Kalau ada yang bertanya, bagaimana itu bisa Flip capai, jawabannya jelas, yaitu data. Lebih tepatnya mampu menghimpun, menguasai dan memaksimalkan data.
Google Trends
Kembali ke Seth Stephens-Davidowitz, ia membaca data dari sumber yang kita kenal semua, yakni Google Trends, serta Wikipedia dan Facebook. Hasil pengamatan mendalam dan cara membaca data dengan valid, membuatnya mampu memberikan wawasan dunia digital kepada kita.
Melalui data digital itu Seth memahami bahwa ada banyak data menarik yang tak masyarakat ungkap atau akui secara terbuka di ruang nyata, tapi mereka telusuri dengan mendalam di dunia maya.

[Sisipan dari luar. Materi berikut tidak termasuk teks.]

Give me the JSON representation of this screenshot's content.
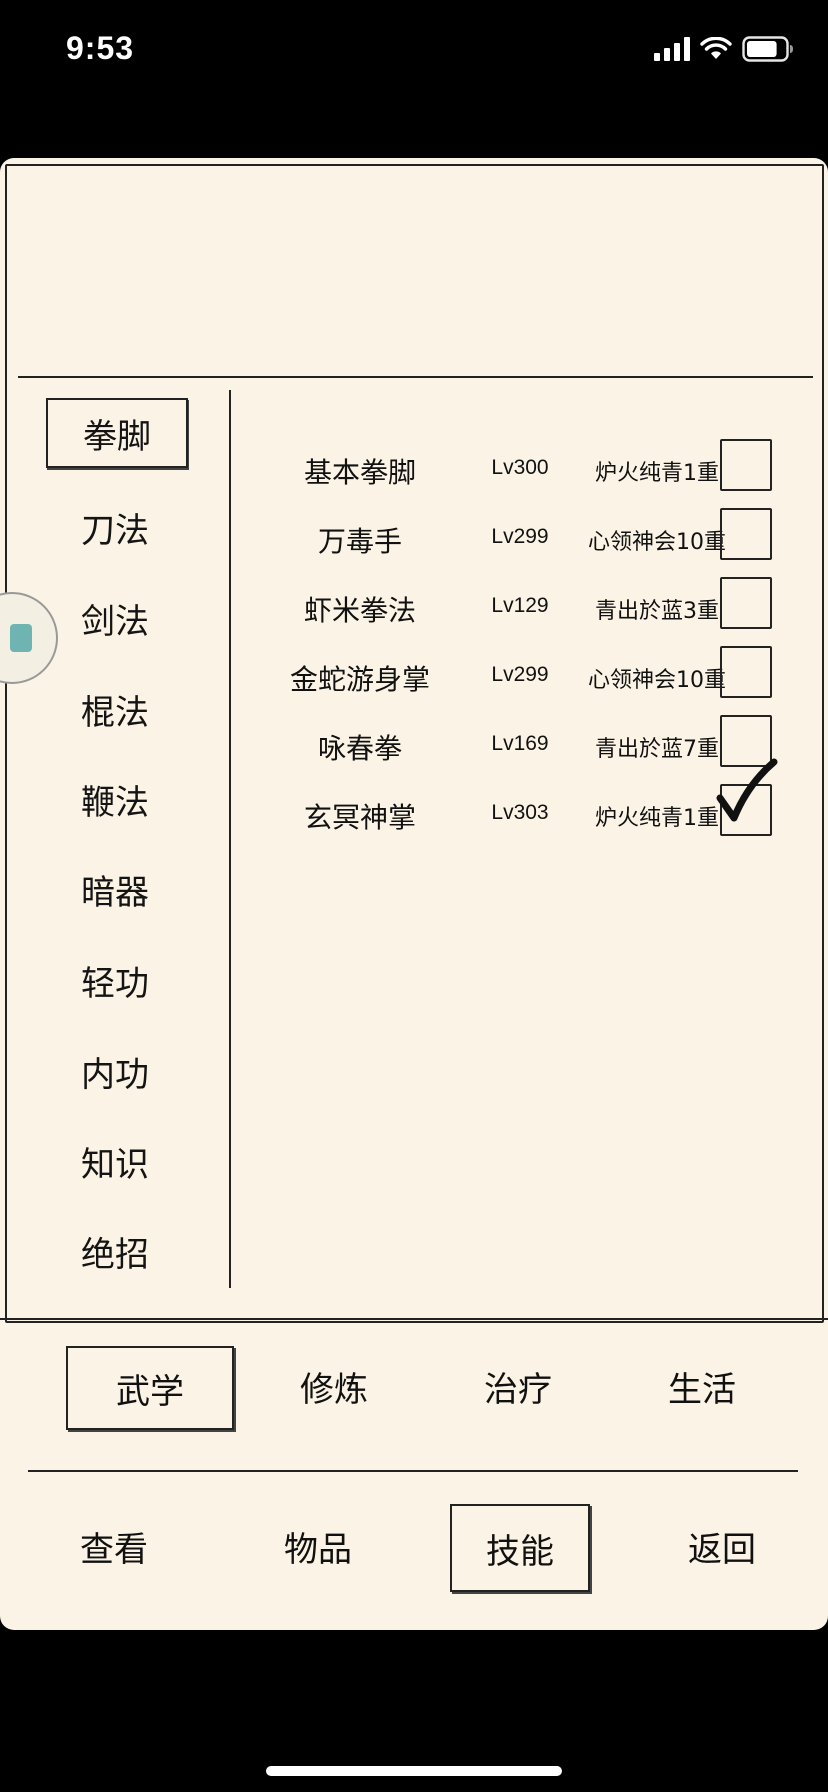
{
  "status_bar": {
    "time": "9:53",
    "battery_level": 0.8
  },
  "categories": [
    {
      "label": "拳脚",
      "active": true
    },
    {
      "label": "刀法",
      "active": false
    },
    {
      "label": "剑法",
      "active": false
    },
    {
      "label": "棍法",
      "active": false
    },
    {
      "label": "鞭法",
      "active": false
    },
    {
      "label": "暗器",
      "active": false
    },
    {
      "label": "轻功",
      "active": false
    },
    {
      "label": "内功",
      "active": false
    },
    {
      "label": "知识",
      "active": false
    },
    {
      "label": "绝招",
      "active": false
    }
  ],
  "skills": [
    {
      "name": "基本拳脚",
      "level": "Lv300",
      "stage": "炉火纯青1重",
      "checked": false
    },
    {
      "name": "万毒手",
      "level": "Lv299",
      "stage": "心领神会10重",
      "checked": false
    },
    {
      "name": "虾米拳法",
      "level": "Lv129",
      "stage": "青出於蓝3重",
      "checked": false
    },
    {
      "name": "金蛇游身掌",
      "level": "Lv299",
      "stage": "心领神会10重",
      "checked": false
    },
    {
      "name": "咏春拳",
      "level": "Lv169",
      "stage": "青出於蓝7重",
      "checked": false
    },
    {
      "name": "玄冥神掌",
      "level": "Lv303",
      "stage": "炉火纯青1重",
      "checked": true
    }
  ],
  "sub_tabs": [
    {
      "label": "武学",
      "active": true
    },
    {
      "label": "修炼",
      "active": false
    },
    {
      "label": "治疗",
      "active": false
    },
    {
      "label": "生活",
      "active": false
    }
  ],
  "bottom_nav": [
    {
      "label": "查看",
      "active": false
    },
    {
      "label": "物品",
      "active": false
    },
    {
      "label": "技能",
      "active": true
    },
    {
      "label": "返回",
      "active": false
    }
  ]
}
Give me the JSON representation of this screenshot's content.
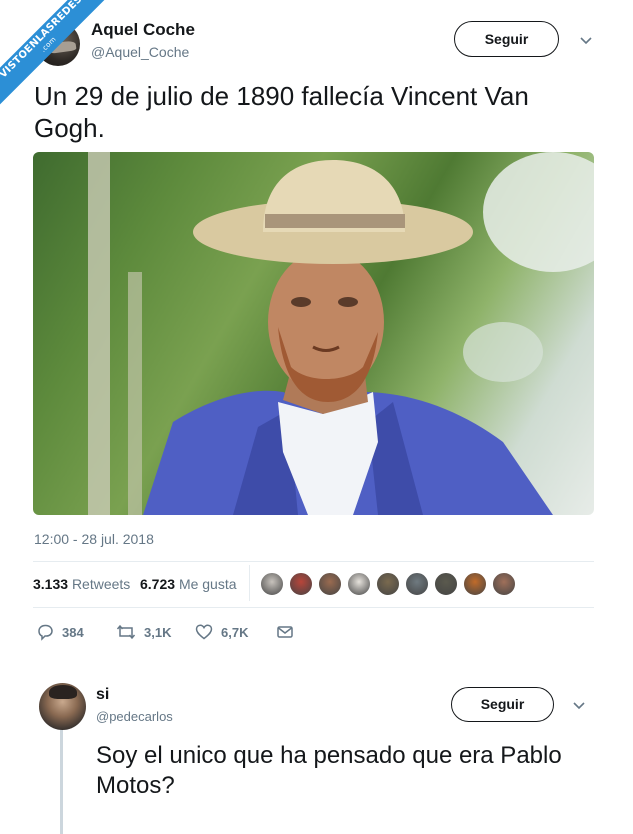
{
  "watermark": {
    "line1": "VISTOENLASREDES",
    "line2": ".com"
  },
  "tweet": {
    "author_name": "Aquel Coche",
    "author_handle": "@Aquel_Coche",
    "follow_label": "Seguir",
    "text": "Un 29 de julio de 1890 fallecía Vincent Van Gogh.",
    "timestamp": "12:00 - 28 jul. 2018",
    "retweets_count": "3.133",
    "retweets_label": "Retweets",
    "likes_count": "6.723",
    "likes_label": "Me gusta",
    "actions": {
      "replies": "384",
      "retweets": "3,1K",
      "likes": "6,7K"
    }
  },
  "reply": {
    "author_name": "si",
    "author_handle": "@pedecarlos",
    "follow_label": "Seguir",
    "text": "Soy el unico que ha pensado que era Pablo Motos?"
  },
  "liker_avatars": [
    "#c8c3bd",
    "#b8453a",
    "#9a6b50",
    "#e6e2dc",
    "#7a6a4f",
    "#6f7a80",
    "#5b5a4e",
    "#c06b2a",
    "#a0705a"
  ],
  "colors": {
    "brand_blue": "#2c8fd6",
    "muted": "#657786",
    "divider": "#e6ecf0"
  }
}
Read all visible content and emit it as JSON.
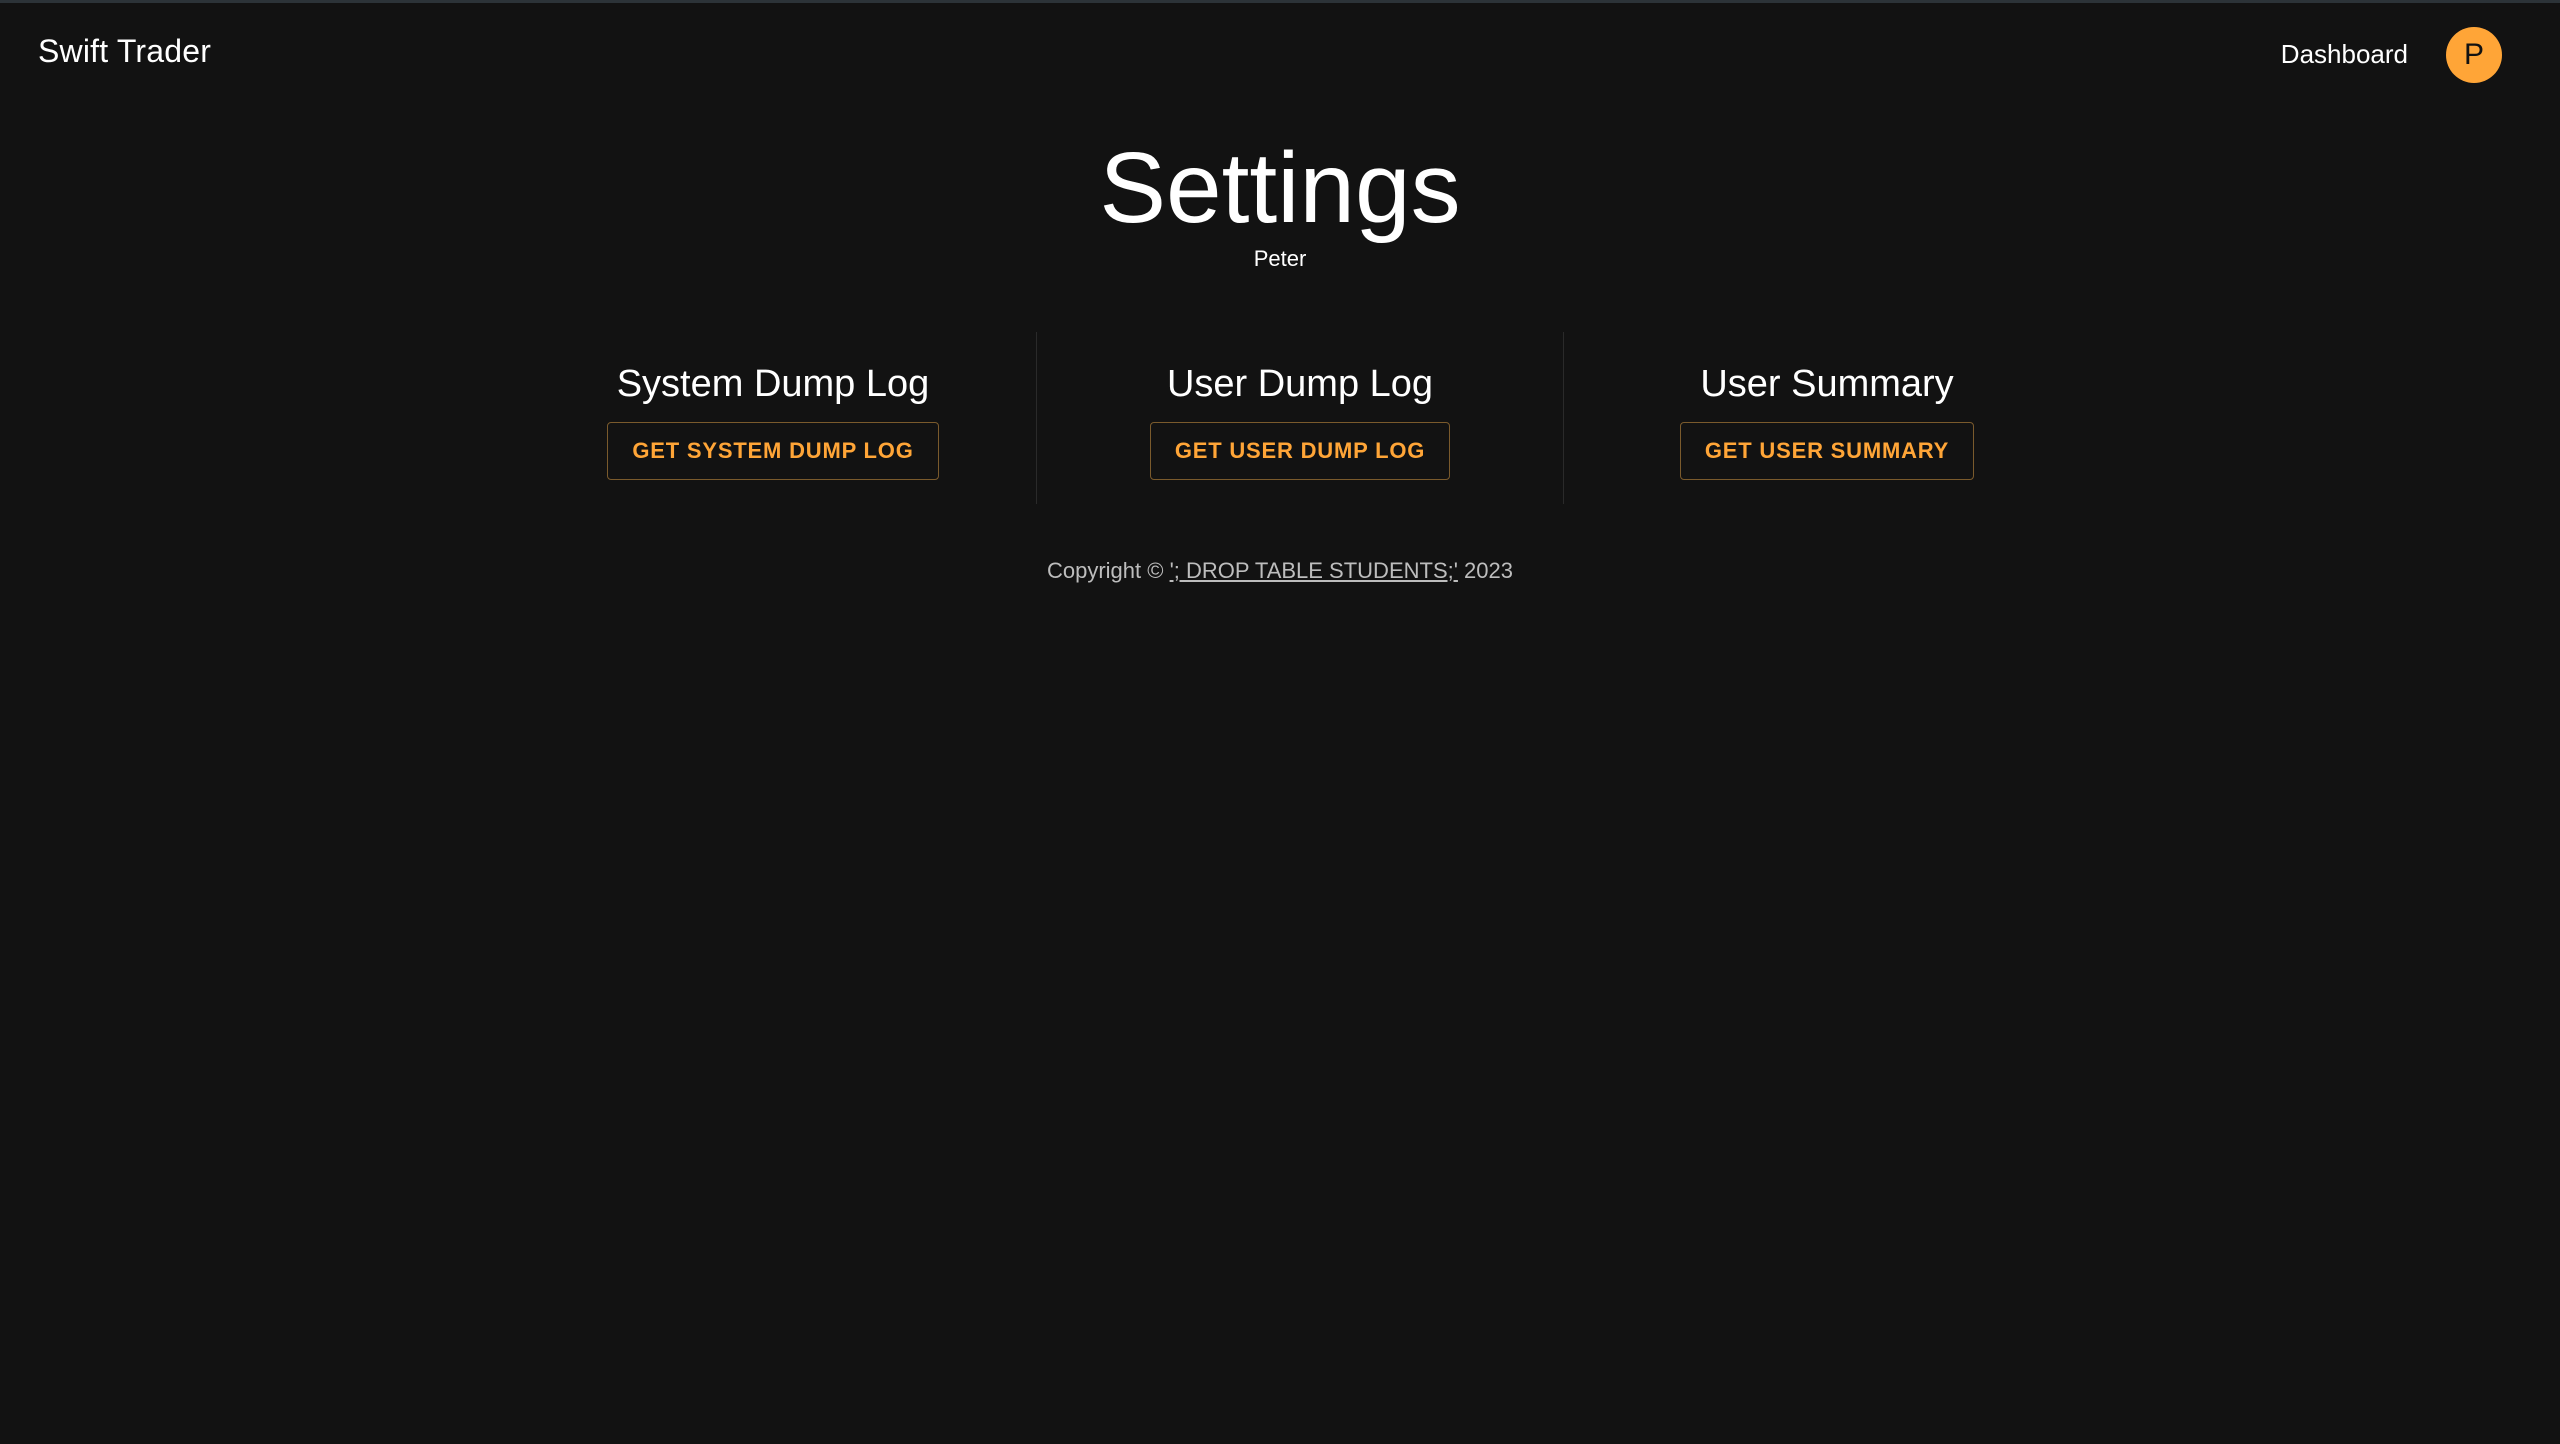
{
  "navbar": {
    "brand": "Swift Trader",
    "links": [
      {
        "label": "Dashboard"
      }
    ],
    "avatar_initial": "P"
  },
  "page": {
    "title": "Settings",
    "subtitle": "Peter"
  },
  "panels": [
    {
      "heading": "System Dump Log",
      "button_label": "GET SYSTEM DUMP LOG"
    },
    {
      "heading": "User Dump Log",
      "button_label": "GET USER DUMP LOG"
    },
    {
      "heading": "User Summary",
      "button_label": "GET USER SUMMARY"
    }
  ],
  "footer": {
    "prefix": "Copyright © ",
    "link_text": "'; DROP TABLE STUDENTS;'",
    "year": " 2023"
  },
  "colors": {
    "background": "#121212",
    "accent": "#ffa537",
    "text": "#ffffff",
    "muted_text": "#bdbdbd"
  }
}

Dan, kalau kita telusuri siapa pemilik nama Seth Isaac Stephens-Davidowitz faktanya akan membuat sebagian kita menolak, karena ia keturunan Yahudi. Tetapi yang perlu kita garisbawahi, mengapa ia yang menerapkan upaya membaca secara mendalam dan menulis dengan sangat menarik? Kemana kita selama ini?
Apa itu Data?
Tahukah kita data itu apa? Pertanyaan teknis, tapi perlu kita ajukan agar benar-benar paham. Data adalah hasil mencacah, membagi-bagi, mengelompokkan, mengklasifikasikan dan lainnya atau pengukuran dari suatu objek.
Data bisa juga kumpulan datum. Datum adalah keterangan yang orang peroleh dari suatu pengamatan, penelitian, pendalaman, yang itu dapat berupa angka, lambang atau sifat. Itulah makna data dalam buku “Mengenal Lebih Dalam Tentang Data” karya Marwoto (2020).
Dan, kalau mau tahu dahsyatnya data, saat dunia belum mengenal internet adalah ketika Belanda datang ke Jawa. Seorang sahabat yang senang dengan dunia riset memberikan sebuah uraian ringkas soal itu.
Bahwa Belanda tak ujug-ujug bawa bedil dan bilang, aku menjajah kalian.
Tapi mereka mengamati perilaku masyarakat Jawa. Belanda mencari tahu siapa pemimpinnya, sukanya apa, bisa berkumpul dan bertemu jam berapa.
Begitu mereka memiliki data yang lengkap, langkah menguasai tanah Jawa segera Belanda wujudkan.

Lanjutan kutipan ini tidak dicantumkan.